Doctor Who #797: The Poison Sky

"This isn't war, this is sport."
TECHNICAL SPECS: First aired May 3 2008.

IN THIS ONE... The Sontaran poison the sky, the Doctor burns it.

REVIEW: Knowing the episode wasn't very good, I tried very hard to find things I liked in it. As with Part 1 of this story, it's the small character moments that tend to shine. Except there are fewer of them to make room for the plot, Martha is an evil clone for most of it and thus gets fewer moments, and what's there is often redundant and doesn't tell us anything new. But we still get a reference to the Brig. An "are you my mummy?" joke. Sylvia showing some of that practicality Donna has. Donna refusing to get sentimental when she gets her TARDIS key. Wilf being Wilf and Donna having a hard time leaving him again. Donna fighting aliens with a small rubber mallet. Skorr's "wonderful" death in battle. The Doctor so quickly disarming Luke and throwing away his gun.
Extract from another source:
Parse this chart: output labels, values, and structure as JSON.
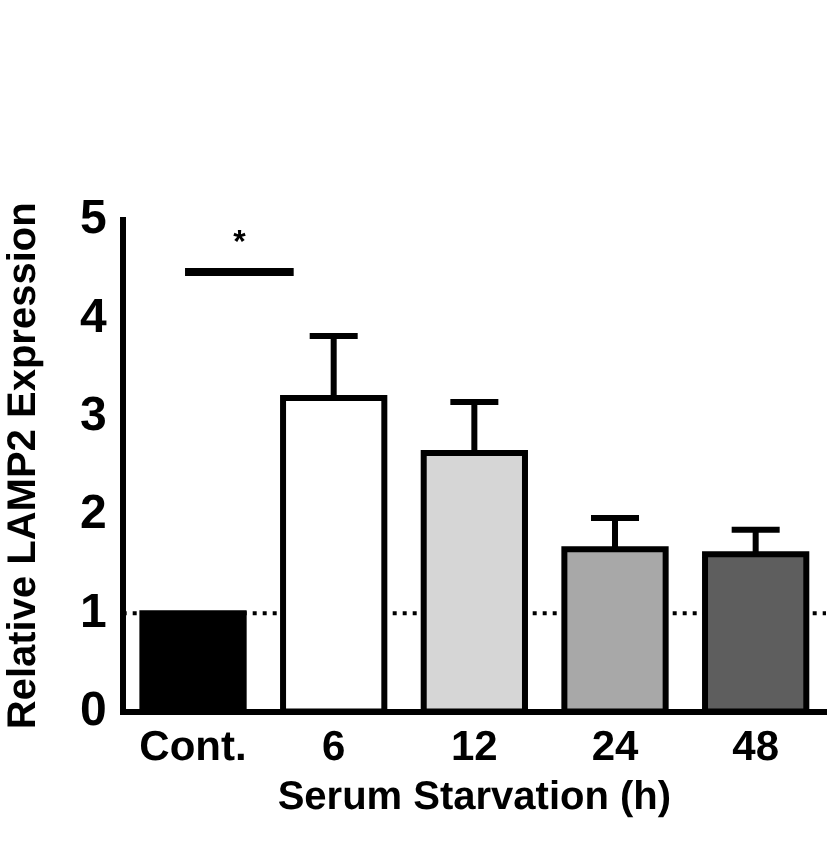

Donna slapping the Doctor before clinging to him, relieved he hasn't died. But even in this department, there are clunkers. Martha's clone going all Blade Runner with her "all that life" line. Colonel Mace and his subaltern sharing a stagey kiss when the world is saved. These don't really work.
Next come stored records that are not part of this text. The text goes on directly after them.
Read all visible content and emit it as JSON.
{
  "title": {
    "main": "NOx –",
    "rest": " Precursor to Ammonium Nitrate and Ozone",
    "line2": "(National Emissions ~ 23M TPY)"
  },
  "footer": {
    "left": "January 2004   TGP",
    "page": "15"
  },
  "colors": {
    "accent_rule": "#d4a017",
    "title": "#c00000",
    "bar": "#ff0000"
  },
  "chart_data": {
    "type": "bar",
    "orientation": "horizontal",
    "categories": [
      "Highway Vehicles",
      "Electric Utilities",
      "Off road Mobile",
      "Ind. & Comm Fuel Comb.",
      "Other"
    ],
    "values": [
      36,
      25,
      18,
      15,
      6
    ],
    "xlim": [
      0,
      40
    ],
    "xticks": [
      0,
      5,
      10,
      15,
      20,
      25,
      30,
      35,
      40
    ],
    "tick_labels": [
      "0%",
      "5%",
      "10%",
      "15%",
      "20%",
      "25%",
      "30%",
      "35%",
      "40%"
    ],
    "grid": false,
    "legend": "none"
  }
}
Like the plot, frankly. The whole idea of the Sontarans creating a cloning farm out of the Earth is fine, and for once, we can believe the effects would be up to the challenge of showing a clone army (there are lots here already), and smoking up the place in "clonefeed", that works too. What doesn't work is the solution to this problem. The Doctor makes a machine that might as well be MAGIC. It shoots a ball of fire into the sky, which starts a fiery chain reaction that covers the entire world in flames, yet leaves no after-effect. It apparently burns just the Sontaran fumes and nothing else, leaving clear blue skies. Despite the fact that the fumes are mostly ground based, which would mean the fire should have spread lower and at least singed the lawns. And covering the whole planet despite the fact there can't possibly have been a whole lot over the oceans. No collateral damage from burning the atmosphere up. MAGIC. The same gadget, when used on the air inside the Sontaran vessel, obliterates the ship, which is just as ridiculous. Burn the air inside a metal structure should make it explode and disintegrate. But before we get to that, we get the least believable sequence in the episode (if not Series 4). The Doctor volunteers to sacrifice himself by taking the fire-gun to the warship himself. The companions are giving him better ideas (like put the thing on delay) and I could add one more (if you want to "give them a chance", how about calling them somehow?), but his goodbye scene would be manipulative if it was even remotely possible he could die here. It isn't. Even worse is that Luke Rattigan, a complete sociopath who sold the human race out so he could experiment with eugenics on another planet with less than a couple dozen people (who, at least, prove not to be sociopaths themselves), has a change of heart and sacrifices himself in the Doctor's stead. I'm sorry, no. It might have been bolder for the show to have Martha die for the Doctor here, but it would at least have made sense. Another pass at the script, and the Martha clone could have been the one. Luke? Nope. It was him because he was the only disposable character in the room, and that's bad writing.

Less integral to the plot, but just as ill-considered, is the death of Ross Jenkins. The kid deserved a recurring role, not a meaningless death just to make the Doctor angry. Like it was needed?! The Sontarans massacre UNIT and Mace still doesn't listen to the Doctor, which at one point, just makes him look foolish. When the Valiant arrives, which is treated like this big punch-the-air moment, it just reverses the massacre so that UNIT can kill all the Sontarans in much the same way. Why is the Doctor happy about this exactly? It feels wrong. And the questions. Why is Staal so contemptuous of females when the Sontarans don't have males either? What's the bit about the Martha clone being turned into a triple agent? Doesn't quite make sense. I think you get the picture: It's not a good script.

REWATCHABILITY: Medium-Low - There are a number of nice little moments, but the emphasis is definitely on "little". The plot runs on complete nonsense, which unforgivably extends to the Doctor being out of character.

Comments

Anonymous said…
The only way I can make sense of the Doctor being so ready to sacrifice himself is that it was the ol' Survivor's Guilt rearing its head again, as once more he prepared to destroy a hostile alien armada. But when you have to go fishing for motivations to justify bizarre character behavior, it's probably bad writing. That, or "Hamlet". (Ba-zing!)
Anonymous said…
Apologies, I had no choice, none whatsoever. (Though you will notice that I said it's bad writing OR "Hamlet", so "Hamlet" isn't a form of bad writing.)

As far as "Hamlet" goes, my opinions are no doubt cartoonishly simplistic compared to yours, but my take on it is, Shakespeare got it right -- if Hamlet is behaving in erratic fashion in parts, it's because he's become somewhat unmoored from a sense that there is a basic order and justice to things. It's not a character making peculiar choices to prop up a bad plot, it's a character making the sort of choices that just might be natural under the circumstances.